The only rea­son to leave them pub­lic is so peo­ple can de­cide which posts to read. There’s not enough time in the day for me to keep up with all the posts here—hell, I can barely keep up with Eliezer’s posts on OB.

In­stead, it seems they should be kept pri­vate to avoid the bi­ases pointed out.

Those like my­self will likely only ever read pop­u­lar posts—at which point it’s too late to vote (ele­va­tion has already hap­pened), and only oc­ca­sion­ally dip into the new or con­tro­ver­sial sec­tions when par­tic­u­larly bored. I ex­pect I’m in the ma­jor­ity. (Are we keep­ing stats of views vs votes? Prob­a­bly a bit early to tell at this point.)

• it seems they should be kept pri­vate to avoid the bi­ases pointed out.

Per­son­ally I find the scores quite in­ter­est­ing. I like hav­ing a sense of what other as­piring ra­tio­nal­ists read­ing alongside me are think­ing.

I’m in fa­vor of an op­tion not to see the scores, but surely those here gath­ered to over­come bias should be al­lowed to strive to do that them­selves with­out hav­ing to be pro­tected from the in­for­ma­tion.

• In other words, be aware that pop­u­lar­ity breeds pop­u­lar­ity.

• Let’s talk about how the very first reader would vote. If they judged the post high qual­ity, then they would mul­ti­ply the prior like­li­hood ra­tio (6:4) times the bayes fac­tor for a high pri­vate sig­nal (4:1), get (6 4:4 1) = (6:1) and vote the post up.

Vot­ing is a de­ci­sion, so you need util­ity in or­der to go from 6:1 to “vote up”.

• I agree. I should have said some­thing about it, but at that point I’m us­ing the as­sump­tion “Vot­ers strive to vote the true qual­ity of the post.”

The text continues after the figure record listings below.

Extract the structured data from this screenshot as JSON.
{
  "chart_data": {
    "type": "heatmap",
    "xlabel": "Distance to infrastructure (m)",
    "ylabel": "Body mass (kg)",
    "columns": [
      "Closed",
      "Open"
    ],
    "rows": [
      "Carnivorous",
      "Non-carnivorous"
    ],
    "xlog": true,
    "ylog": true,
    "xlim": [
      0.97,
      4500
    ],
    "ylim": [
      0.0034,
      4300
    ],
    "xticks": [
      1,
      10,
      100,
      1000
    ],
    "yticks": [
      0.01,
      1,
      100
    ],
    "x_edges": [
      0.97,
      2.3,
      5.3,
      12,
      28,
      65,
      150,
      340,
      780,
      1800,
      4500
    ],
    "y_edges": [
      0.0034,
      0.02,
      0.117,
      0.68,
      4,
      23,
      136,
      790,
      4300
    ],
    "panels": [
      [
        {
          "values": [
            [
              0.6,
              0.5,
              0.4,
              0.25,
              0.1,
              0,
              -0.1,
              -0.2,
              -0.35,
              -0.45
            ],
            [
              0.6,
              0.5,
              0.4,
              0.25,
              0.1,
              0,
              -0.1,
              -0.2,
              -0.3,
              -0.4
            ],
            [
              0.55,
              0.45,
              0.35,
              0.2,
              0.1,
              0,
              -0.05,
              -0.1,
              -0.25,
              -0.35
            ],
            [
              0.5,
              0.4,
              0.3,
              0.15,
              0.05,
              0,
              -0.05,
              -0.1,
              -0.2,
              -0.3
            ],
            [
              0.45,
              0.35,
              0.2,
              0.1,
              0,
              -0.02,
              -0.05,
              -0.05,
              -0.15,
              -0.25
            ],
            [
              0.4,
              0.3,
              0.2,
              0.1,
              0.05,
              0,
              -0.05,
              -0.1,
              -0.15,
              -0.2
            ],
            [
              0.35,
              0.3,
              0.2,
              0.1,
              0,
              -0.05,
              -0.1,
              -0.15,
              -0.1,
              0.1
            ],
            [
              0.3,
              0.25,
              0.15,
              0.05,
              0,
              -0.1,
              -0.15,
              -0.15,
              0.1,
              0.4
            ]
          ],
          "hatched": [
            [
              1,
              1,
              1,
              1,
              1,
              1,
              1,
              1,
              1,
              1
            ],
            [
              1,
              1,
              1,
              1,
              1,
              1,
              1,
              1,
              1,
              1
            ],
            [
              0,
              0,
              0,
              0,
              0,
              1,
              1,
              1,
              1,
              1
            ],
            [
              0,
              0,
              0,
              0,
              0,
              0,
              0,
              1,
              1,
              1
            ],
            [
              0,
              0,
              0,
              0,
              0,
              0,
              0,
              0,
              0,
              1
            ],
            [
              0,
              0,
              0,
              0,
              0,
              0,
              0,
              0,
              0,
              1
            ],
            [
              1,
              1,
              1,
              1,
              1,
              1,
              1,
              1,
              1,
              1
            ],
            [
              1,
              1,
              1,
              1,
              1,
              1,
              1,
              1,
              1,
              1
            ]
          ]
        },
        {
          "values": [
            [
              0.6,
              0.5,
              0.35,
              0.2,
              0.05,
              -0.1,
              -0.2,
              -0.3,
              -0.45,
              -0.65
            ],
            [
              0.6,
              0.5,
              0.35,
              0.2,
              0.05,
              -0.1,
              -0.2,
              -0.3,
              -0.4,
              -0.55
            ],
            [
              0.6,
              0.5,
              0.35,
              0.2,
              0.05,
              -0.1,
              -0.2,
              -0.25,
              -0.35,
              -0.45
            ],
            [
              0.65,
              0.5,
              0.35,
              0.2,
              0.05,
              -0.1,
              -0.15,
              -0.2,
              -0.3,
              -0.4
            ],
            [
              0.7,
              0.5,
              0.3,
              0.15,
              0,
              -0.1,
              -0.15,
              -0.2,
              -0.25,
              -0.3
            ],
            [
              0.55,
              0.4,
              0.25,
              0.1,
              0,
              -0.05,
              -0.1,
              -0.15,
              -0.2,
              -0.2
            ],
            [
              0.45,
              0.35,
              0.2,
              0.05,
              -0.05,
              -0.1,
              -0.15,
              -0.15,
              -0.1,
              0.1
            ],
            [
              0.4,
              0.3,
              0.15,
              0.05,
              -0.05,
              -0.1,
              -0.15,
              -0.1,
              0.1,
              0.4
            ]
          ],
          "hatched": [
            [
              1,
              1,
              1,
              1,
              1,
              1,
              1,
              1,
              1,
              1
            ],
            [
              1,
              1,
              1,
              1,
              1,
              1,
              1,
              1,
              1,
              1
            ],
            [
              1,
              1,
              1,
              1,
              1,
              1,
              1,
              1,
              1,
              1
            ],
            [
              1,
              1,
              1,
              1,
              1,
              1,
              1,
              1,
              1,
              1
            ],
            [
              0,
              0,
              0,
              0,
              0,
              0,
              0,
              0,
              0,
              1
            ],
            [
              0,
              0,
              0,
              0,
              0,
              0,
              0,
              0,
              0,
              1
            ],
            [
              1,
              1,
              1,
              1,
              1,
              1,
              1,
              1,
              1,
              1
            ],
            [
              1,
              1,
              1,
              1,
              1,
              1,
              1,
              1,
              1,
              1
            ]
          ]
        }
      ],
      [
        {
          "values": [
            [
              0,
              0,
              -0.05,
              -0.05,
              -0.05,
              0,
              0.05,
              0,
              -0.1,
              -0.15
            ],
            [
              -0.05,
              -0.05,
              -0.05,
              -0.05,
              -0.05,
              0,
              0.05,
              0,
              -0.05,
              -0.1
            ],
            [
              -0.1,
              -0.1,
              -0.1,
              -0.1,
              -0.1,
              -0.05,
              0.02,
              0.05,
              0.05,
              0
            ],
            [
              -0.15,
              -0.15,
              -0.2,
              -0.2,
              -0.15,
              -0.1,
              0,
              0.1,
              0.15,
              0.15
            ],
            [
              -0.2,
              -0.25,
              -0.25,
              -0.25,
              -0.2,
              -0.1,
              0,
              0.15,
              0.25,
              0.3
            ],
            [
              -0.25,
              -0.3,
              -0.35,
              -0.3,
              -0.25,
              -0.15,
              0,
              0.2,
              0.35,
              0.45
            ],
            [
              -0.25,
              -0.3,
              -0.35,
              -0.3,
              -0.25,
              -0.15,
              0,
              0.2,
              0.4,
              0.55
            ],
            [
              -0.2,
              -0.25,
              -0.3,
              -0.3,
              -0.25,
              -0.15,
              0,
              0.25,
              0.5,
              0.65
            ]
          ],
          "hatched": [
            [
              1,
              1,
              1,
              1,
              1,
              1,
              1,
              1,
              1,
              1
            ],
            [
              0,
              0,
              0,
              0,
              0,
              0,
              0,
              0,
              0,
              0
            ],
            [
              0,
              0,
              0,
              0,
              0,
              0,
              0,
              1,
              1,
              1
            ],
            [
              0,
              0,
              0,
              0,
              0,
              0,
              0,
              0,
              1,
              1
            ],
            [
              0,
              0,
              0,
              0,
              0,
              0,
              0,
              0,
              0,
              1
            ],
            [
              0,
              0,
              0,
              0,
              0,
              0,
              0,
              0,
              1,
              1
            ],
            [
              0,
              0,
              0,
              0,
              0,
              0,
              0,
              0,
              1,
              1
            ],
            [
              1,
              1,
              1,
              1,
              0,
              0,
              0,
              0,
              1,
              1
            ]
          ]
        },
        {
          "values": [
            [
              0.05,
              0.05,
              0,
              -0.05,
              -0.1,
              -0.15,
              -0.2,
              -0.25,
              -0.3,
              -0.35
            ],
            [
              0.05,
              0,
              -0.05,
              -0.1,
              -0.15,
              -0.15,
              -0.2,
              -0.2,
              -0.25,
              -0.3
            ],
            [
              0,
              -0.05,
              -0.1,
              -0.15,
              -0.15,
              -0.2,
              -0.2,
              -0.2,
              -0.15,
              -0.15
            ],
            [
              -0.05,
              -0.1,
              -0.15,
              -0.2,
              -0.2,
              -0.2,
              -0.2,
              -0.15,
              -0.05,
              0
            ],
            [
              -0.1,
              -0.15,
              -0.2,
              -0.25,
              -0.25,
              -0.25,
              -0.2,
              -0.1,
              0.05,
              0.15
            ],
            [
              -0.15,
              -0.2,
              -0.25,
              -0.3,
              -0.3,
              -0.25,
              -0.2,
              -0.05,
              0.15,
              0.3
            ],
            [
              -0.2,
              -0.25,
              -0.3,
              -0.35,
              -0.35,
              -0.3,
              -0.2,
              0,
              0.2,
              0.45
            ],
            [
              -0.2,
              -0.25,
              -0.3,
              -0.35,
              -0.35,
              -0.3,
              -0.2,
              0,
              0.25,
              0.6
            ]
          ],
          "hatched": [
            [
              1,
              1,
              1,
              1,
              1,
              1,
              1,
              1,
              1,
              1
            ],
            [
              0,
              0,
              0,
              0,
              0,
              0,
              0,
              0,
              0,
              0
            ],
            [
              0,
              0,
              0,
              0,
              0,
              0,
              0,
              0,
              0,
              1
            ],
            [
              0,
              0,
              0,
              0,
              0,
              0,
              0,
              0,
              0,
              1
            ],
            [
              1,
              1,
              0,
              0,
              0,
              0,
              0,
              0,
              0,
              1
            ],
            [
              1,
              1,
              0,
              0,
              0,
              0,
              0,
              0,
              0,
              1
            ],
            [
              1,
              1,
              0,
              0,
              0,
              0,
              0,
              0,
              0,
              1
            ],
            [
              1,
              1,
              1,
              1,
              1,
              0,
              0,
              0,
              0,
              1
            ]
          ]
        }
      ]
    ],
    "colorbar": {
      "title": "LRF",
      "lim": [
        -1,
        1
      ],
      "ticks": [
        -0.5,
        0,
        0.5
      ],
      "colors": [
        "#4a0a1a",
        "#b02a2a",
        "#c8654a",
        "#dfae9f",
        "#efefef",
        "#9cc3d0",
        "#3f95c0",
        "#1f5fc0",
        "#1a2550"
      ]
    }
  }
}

• Isn’t this vot­ing busi­ness all rather ….. ju­ve­nile? Ra­tion­al­ity (what­ever it is) is not based on the sim­ple ad­di­tion of vot­ing! 70 peo­ple can vote up and 69 vote down re­sult­ing in an ob­jec­tively mea­sured mediocre post. Or 100 can read the post and move on with­out vot­ing and only two vote down—re­sult­ing in a nega­tive karma. We have a list of boasts on the side­bar—Yud­kowsky is 6 times more ra­tio­nal thanY­vain and 15 times more ra­tio­nal than me and Han­son is lag­ging be­hind. Now we know whom we need to af­fili­ate with or cheer on—Come on Han­son you need my vote. This is silly and rife with cog­ni­tive bias.

• I don’t think that the idea was that the higher your score the more ra­tio­nal you are, but I do agree that the “Top Con­trib­u­tors” thing seems to be more trou­ble than it’s worth.